Output: Highest=90 ✓, Lowest=42 ✓, Passes=4 ✓. All three algorithms run in a single loop — this is efficient but not required; separate loops are also acceptable.
10. The pseudocode below is meant to find the minimum value in an array but contains two errors.

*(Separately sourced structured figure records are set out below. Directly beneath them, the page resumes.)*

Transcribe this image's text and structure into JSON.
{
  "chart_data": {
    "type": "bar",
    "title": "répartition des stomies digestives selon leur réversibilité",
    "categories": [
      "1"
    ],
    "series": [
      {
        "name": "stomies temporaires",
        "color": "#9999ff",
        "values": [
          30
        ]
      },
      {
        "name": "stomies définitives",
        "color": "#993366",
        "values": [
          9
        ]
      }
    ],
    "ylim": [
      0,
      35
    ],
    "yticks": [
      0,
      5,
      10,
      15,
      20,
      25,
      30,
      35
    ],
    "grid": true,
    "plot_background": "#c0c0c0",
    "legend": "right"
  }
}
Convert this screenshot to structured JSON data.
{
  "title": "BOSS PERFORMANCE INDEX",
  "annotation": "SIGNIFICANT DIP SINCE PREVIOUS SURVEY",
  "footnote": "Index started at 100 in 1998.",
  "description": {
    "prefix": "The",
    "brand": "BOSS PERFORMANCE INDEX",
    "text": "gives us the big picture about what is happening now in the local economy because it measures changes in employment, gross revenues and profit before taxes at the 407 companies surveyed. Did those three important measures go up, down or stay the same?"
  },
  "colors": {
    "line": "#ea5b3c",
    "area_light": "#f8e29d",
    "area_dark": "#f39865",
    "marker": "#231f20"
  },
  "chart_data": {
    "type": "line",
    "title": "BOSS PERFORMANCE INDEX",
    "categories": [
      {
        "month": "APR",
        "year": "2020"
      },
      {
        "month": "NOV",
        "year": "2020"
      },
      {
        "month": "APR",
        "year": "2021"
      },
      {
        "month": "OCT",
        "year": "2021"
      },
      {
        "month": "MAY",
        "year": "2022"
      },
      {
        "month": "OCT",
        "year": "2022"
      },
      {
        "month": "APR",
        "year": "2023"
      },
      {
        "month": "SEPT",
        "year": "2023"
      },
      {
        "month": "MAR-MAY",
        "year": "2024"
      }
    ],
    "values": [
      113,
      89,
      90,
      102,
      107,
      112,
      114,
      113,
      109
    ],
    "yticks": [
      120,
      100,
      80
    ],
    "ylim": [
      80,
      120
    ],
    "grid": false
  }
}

Identify both errors, explain what goes wrong, and write corrected pseudocode.
SET numbers TO [34, 12, 56, 8, 29]
SET minimum TO 0
FOR index FROM 0 TO LEN(numbers) DO
IF numbers[index] < minimum THEN
SET minimum TO numbers[index]
END IF
END FOR
SEND "Minimum: " + minimum TO DISPLAY
TYPE 3
Error 1: SET minimum TO 0. Initialising to 0 means the algorithm looks for a value less than 0. Every value in the array (34, 12, 56, 8, 29) is greater than 0, so the condition numbers[index] < minimum is never True. The minimum stays at 0, which is not in the data and is completely wrong.
Error 2: FOR index FROM 0 TO LEN(numbers) DO. LEN(numbers) = 5, so on the last iteration the loop tries to access numbers[5]. The array only has indices 0–4, so this is an out-of-bounds error. The upper bound must be LEN(numbers) - 1. Additionally, since minimum is initialised to numbers[0] in the corrected version, the loop should start from index 1, not 0.
Corrected pseudocode:
SET numbers TO [34, 12, 56, 8, 29]
SET minimum TO numbers[0]
FOR index FROM 1 TO LEN(numbers) - 1 DO
IF numbers[index] < minimum THEN
SET minimum TO numbers[index]
END IF
END FOR
SEND "Minimum: " + minimum TO DISPLAY
Trace: minimum=34. index=1: 12<34 ✓ minimum=12. index=2: 56<12? No. index=3: 8<12 ✓ minimum=8. index=4: 29<8? No. Output: Minimum: 8. Verified: 8 is the smallest value in [34, 12, 56, 8, 29] ✓
Suggested timing: 60 minutes. Warm up 8 min; notes 15 min; worked examples 15 min; now you try 7 min; task set 15 min.
Key misconception to address: Initialising minimum or maximum to 0. This is by far the most common error. Use a concrete counter-example: ask pupils to find the minimum of [5, 8, 3] using minimum = 0 — walk through the trace and show that no update ever fires, so minimum wrongly stays at 0. Then show the correct version with minimum = array[0] and confirm it works.
Live demo suggestion: Open a Python REPL. Build the find-minimum algorithm incrementally: first show the array and the initialisation, then add the loop step by step, adding print statements to show minimum changing at each iteration. Run the buggy version (count=1) from Q8 first so pupils can see the wrong output — then fix it live and show the correct result.
Comparing the three algorithms: Draw a quick summary table on the board: min (initialise to array[0], loop from 1, condition <), max (same, condition >), count (initialise to 0, loop from 0, condition = problem-specific). Pupils tend to remember these as a family once they see the pattern side by side.
Extension question: Ask pupils to combine all three into a single program that reads 5 integers from the keyboard, stores them in an array, then prints the minimum, maximum, and count of values above the average. This integrates SDD11 (round), SDD9 (fixed loops), SDD12 (arrays), and SDD14 into one problem — good preparation for the assignment.
SQA command words covered: "trace" (Q2, Q4, Q5, Q6), "write" (Q6, Q7, Q9), "identify" and "explain" (Q8, Q10), "describe" (implicit in pseudocode questions — see exam tip).